If you really want to prepare for crisis, take a close look at the character, values and integrity of your organization and its leaders. While it may be politically more inviting to offer a checklist of "what to do if...?", resist the easy route and take a page from Jim Collins' book Good to Great - look at WHO before WHAT!

Thursday, July 2, 2009

Human Nature And Trust

In my last post, Basic Human Nature. Good or Bad?, I suggested that how we feel about this basic question can have enormous implications on our approach to client service and relationships in general.

In Edgar Schein's book Organizational Culture and Leadership, he describes values as "open to discussion", but core beliefs or "basic underlying assumptions" as non-negotiable. These are the assumptions we develop over time based on our experiences (ones we may not always espouse publicly), but they drive our behavior.

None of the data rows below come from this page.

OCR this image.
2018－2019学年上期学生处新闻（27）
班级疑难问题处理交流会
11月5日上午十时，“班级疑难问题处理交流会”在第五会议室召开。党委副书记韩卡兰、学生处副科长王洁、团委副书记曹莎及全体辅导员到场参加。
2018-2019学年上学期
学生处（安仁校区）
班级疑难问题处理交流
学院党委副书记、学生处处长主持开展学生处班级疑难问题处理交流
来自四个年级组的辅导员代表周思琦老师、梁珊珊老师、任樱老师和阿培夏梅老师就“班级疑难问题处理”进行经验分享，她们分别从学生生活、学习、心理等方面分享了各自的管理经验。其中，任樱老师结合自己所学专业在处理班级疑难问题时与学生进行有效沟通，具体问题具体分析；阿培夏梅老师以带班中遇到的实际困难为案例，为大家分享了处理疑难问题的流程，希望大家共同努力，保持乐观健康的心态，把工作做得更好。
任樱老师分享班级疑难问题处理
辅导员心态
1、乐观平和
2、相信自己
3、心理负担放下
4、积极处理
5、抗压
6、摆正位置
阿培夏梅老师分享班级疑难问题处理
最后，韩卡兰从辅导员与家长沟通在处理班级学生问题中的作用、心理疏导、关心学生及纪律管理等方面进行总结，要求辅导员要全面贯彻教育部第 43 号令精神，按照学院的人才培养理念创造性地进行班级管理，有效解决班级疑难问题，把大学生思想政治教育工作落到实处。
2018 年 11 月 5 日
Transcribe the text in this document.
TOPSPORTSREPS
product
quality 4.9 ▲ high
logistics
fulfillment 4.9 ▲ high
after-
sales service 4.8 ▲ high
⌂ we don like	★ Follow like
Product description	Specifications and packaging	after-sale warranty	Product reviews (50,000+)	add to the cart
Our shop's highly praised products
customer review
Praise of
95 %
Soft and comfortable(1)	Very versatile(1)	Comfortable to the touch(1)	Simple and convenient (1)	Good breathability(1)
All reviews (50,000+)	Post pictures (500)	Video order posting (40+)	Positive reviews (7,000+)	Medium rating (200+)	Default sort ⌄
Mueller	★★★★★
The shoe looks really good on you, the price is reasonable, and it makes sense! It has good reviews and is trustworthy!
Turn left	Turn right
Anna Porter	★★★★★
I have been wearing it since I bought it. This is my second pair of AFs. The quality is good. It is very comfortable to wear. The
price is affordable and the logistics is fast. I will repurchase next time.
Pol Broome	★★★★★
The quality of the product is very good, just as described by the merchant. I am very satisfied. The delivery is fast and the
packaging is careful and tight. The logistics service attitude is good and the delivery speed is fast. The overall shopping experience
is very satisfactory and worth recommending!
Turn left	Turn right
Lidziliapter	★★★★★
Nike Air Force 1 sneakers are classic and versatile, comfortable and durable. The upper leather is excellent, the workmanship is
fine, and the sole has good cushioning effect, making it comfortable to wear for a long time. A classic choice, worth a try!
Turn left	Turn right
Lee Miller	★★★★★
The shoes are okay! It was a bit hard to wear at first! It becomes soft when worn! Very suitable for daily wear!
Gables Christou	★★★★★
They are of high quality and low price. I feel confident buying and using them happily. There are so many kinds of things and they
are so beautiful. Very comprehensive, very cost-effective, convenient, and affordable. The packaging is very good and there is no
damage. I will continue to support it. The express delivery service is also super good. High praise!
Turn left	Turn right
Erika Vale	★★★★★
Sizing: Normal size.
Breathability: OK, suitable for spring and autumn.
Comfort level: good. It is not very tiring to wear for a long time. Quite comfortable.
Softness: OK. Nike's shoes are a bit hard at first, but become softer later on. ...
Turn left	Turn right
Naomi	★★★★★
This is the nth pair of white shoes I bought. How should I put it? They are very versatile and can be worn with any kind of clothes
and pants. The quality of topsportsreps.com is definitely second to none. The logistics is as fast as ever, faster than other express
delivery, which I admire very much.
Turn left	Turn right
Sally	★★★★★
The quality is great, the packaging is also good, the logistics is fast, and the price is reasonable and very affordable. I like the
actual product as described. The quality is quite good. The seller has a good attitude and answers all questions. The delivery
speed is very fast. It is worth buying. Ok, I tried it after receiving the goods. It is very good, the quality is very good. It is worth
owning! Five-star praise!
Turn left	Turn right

I encourage you to read the complete answers people have so generously contributed on LinkedIn. You'll find everything from, " My personal belief is that most people are basically bad" to "Basically human beings are GOOD." You'll also find the inbetween such as "Individual people, however, are neither good nor bad by nature, only by choice" or one of my favorites, "So if I had to choose a species I would choose being around dogs the truth is all in the tail wags!" Each makes their argument quite eloquently by the way.

So given our most basic assumptions about human nature, it leads us to the comment Ruth Seeley offered which reads in part, "The yin/yang symbol you've used to illustrate this post is very appropriate, I think. While I hate to take the simplistic 'dualism' approach, I have found that there are really only two approaches to trusting people: either you're a person who trusts everyone until they give you reason to do otherwise, or you're a person who trusts no one initially and makes everyone earn your trust."

In thinking about Ruth's response, I discovered these trust models by HR consultant Robert Fisher which speak to her point:

As Robert sees it, people fall into one of four categories:
  1. Suspicious still. Don't ever trust anyone, even after they have done something nice.
  2. Suspicious until. Don't trust anyone until they prove themself.
  3. Trust until. Trust people until they screw up.
  4. Trust still. Trust people even after they make mistakes, sometimes even when they hurt you.
These trust models emerge from basic underlying assumptions we hold about people and their nature. You should ask yourself where you fall in this model, and based on your beliefs, how it impacts your approach to client service both positively and negatively.

Just a little food for thought for the long weekend! Enjoy!